“Come up for the weekend!”
“FaceTime me in five minutes.”
“Oh my god, did you hear about…”
These are the common phrases I constantly hear from my hometown friends, their bodies sprinkled across the East Coast, but voices echoing in my head.
Three or 12 hours away, it can be hard to see them — hard to stay connected with them. But these are the girls that I lived nearly my whole life with; the ones who know all of me, and the me I’m still growing into today.
They’re a constant. A perpetual friendship and confidants I can always rely on.
Everyone always says they never see people they knew from high school, adamant to leave it all and everyone behind. And while I, too, did a mass unfollowing on graduation day of the people I disliked, I kept the ones closest to me in my heart.
While I’m living my new life with my beloved roommates, people I hold so close to my heart and know they’ve changed my life for the better in every way, my sweet soul sisters are always a phone call away.
They knew and loved me in my awkward stages. They’ve seen all my embarrassing moments, and I’ve seen all of theirs, and I think it’s very important to continue to grow your friendships from home. These are some of the only people in your life who will have known what it was like for you to get your first period to having your first kid.

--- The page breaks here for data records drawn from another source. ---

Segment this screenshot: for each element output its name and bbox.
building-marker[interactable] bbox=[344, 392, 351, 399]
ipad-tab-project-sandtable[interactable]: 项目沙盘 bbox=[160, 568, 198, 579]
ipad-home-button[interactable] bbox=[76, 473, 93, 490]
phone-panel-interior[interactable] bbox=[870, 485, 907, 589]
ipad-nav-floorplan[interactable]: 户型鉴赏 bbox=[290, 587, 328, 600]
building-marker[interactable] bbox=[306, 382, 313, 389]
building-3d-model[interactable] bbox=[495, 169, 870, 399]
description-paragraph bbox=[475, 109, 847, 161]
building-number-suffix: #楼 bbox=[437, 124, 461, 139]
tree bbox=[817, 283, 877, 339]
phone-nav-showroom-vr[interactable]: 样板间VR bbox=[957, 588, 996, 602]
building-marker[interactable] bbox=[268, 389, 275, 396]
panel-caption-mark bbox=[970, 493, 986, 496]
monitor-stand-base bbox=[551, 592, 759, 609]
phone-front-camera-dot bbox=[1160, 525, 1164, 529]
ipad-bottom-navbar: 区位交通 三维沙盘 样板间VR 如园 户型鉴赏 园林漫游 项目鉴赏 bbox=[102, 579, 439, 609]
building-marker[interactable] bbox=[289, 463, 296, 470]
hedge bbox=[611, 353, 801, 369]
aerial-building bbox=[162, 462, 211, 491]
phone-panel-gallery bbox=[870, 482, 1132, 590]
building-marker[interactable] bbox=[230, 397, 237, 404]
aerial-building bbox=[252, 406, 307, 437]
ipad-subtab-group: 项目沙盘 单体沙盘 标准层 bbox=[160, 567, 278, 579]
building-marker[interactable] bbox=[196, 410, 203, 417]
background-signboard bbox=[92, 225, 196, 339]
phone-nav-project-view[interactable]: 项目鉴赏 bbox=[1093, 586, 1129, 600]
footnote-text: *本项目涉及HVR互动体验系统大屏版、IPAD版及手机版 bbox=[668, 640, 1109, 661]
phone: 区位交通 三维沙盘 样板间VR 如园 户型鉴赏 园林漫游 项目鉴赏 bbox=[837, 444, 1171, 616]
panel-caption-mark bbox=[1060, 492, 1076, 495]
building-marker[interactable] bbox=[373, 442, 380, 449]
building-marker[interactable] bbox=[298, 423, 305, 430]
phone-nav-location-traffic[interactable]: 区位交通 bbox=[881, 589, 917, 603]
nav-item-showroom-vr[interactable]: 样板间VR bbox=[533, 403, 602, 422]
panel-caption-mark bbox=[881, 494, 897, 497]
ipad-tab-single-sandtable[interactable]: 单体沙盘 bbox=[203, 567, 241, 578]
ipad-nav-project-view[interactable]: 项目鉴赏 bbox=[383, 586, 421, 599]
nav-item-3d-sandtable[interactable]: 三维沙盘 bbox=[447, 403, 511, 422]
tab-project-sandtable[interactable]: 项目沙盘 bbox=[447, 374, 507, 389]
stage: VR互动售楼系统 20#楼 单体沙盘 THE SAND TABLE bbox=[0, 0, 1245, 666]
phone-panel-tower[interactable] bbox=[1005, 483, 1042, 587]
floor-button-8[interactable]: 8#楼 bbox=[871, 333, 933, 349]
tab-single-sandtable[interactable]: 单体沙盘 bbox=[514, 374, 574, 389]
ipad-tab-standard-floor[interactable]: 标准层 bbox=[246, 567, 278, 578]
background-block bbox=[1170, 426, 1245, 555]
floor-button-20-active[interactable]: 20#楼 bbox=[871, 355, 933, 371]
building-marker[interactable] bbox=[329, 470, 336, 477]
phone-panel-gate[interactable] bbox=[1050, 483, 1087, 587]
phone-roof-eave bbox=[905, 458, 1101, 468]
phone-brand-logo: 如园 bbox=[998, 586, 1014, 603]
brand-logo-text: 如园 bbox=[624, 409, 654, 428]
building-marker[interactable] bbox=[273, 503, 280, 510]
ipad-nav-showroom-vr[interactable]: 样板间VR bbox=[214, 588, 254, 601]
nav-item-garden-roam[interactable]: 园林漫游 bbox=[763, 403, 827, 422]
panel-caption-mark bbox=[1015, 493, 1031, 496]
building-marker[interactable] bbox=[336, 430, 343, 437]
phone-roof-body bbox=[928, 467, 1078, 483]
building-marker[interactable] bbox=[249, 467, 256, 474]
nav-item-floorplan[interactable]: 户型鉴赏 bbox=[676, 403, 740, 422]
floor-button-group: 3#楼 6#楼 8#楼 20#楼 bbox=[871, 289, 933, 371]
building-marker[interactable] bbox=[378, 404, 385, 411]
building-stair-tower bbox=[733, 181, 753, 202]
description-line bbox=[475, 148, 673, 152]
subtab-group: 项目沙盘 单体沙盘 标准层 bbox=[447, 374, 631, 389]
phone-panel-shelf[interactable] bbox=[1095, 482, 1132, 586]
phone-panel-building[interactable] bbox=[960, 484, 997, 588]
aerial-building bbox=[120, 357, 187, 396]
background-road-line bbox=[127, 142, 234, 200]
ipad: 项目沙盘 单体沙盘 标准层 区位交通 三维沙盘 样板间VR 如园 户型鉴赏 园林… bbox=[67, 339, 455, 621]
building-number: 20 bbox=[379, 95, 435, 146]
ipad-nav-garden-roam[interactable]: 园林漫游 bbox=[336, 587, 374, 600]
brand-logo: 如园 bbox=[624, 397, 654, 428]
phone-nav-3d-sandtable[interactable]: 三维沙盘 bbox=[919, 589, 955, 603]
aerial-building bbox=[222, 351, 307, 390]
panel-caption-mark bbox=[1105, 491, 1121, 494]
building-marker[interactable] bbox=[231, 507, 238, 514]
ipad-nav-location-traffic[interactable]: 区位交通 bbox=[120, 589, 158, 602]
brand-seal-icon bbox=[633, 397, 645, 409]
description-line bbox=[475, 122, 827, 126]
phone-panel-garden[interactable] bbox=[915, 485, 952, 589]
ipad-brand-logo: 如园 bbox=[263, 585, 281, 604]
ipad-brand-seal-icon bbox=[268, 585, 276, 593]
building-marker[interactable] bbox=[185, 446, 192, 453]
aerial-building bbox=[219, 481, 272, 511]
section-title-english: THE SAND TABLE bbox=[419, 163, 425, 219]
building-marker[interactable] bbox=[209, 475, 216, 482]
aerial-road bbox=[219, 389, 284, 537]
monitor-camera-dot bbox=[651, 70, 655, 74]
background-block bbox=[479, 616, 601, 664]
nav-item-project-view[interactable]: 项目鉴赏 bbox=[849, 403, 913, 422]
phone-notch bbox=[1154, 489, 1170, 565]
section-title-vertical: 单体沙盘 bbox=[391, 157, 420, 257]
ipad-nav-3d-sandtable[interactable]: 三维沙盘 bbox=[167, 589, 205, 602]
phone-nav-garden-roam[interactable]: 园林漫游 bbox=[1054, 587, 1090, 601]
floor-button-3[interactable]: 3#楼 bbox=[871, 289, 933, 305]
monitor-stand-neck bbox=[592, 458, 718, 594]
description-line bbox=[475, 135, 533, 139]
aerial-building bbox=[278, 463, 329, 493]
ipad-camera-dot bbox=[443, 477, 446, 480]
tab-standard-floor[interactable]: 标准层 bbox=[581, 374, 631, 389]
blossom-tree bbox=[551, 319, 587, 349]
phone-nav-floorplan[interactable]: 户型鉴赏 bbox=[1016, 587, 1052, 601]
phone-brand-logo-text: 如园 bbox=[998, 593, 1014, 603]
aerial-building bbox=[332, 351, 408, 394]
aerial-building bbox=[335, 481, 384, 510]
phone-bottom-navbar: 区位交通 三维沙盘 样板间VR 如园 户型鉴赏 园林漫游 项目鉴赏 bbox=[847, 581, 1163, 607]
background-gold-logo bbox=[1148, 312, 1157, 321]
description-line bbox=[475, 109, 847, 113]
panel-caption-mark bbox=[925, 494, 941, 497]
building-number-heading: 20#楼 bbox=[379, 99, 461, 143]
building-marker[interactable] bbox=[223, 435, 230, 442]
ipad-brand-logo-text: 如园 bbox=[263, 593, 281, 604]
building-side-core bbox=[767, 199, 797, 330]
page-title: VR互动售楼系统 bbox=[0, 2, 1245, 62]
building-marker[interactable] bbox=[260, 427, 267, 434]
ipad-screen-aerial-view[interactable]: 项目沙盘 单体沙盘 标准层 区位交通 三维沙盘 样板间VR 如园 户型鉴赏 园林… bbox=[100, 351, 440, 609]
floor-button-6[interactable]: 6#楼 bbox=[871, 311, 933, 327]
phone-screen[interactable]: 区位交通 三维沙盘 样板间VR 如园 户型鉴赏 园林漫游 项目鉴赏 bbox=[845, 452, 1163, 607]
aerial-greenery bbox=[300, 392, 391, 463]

I only have a little brother as a sibling, and while I love him so, so much, having a best friend by my side, ever since I can remember, made me realize how everyone needs a sister in their life. A girl best friend.
One of my closest friends from home, Eva, has always known exactly what I’m thinking, and vice versa. With one glance across the room or a one-word text, we’ve always been on the same page and immediately on the same wavelength. It’s something so special and rare to me that no matter how much time we spend apart, as soon as we’re going on a drive or watching a dumb TV show, it’s like no time has passed.
Only a few can make me laugh as hard as she does, but the thing is, she doesn’t even have to try to be funny. Neither of us has to. With one glance at her just zoning out or making an indiscernible noise, I’m dying of laughter until my ribs ache and my mouth hurts from smiling.
A quote from “Wuthering Heights” by Charlotte Brontë always appears in my mind whenever I think of Eva, and my other close friends from home.
“Whatever his soul is made of, his and mine are the same.”
Wutheirng Heights, by Charlotte Brontë
But, of course, I mean it in a platonic way and switching the “his” for hers. These are the people I’ve known forever, and who know me down to my deepest core, who have seen all sides of my life. Our souls are intermixed, weaving in and out of my being.
While I’m forming unbreakable bonds here at school, I’m grateful knowing I will always have her, Courtney, Caitlin and others back at home, always lending an ear to each other’s problems or celebrating each other’s accomplishments. Because to me, they are my soul sisters — bonds I can always cherish.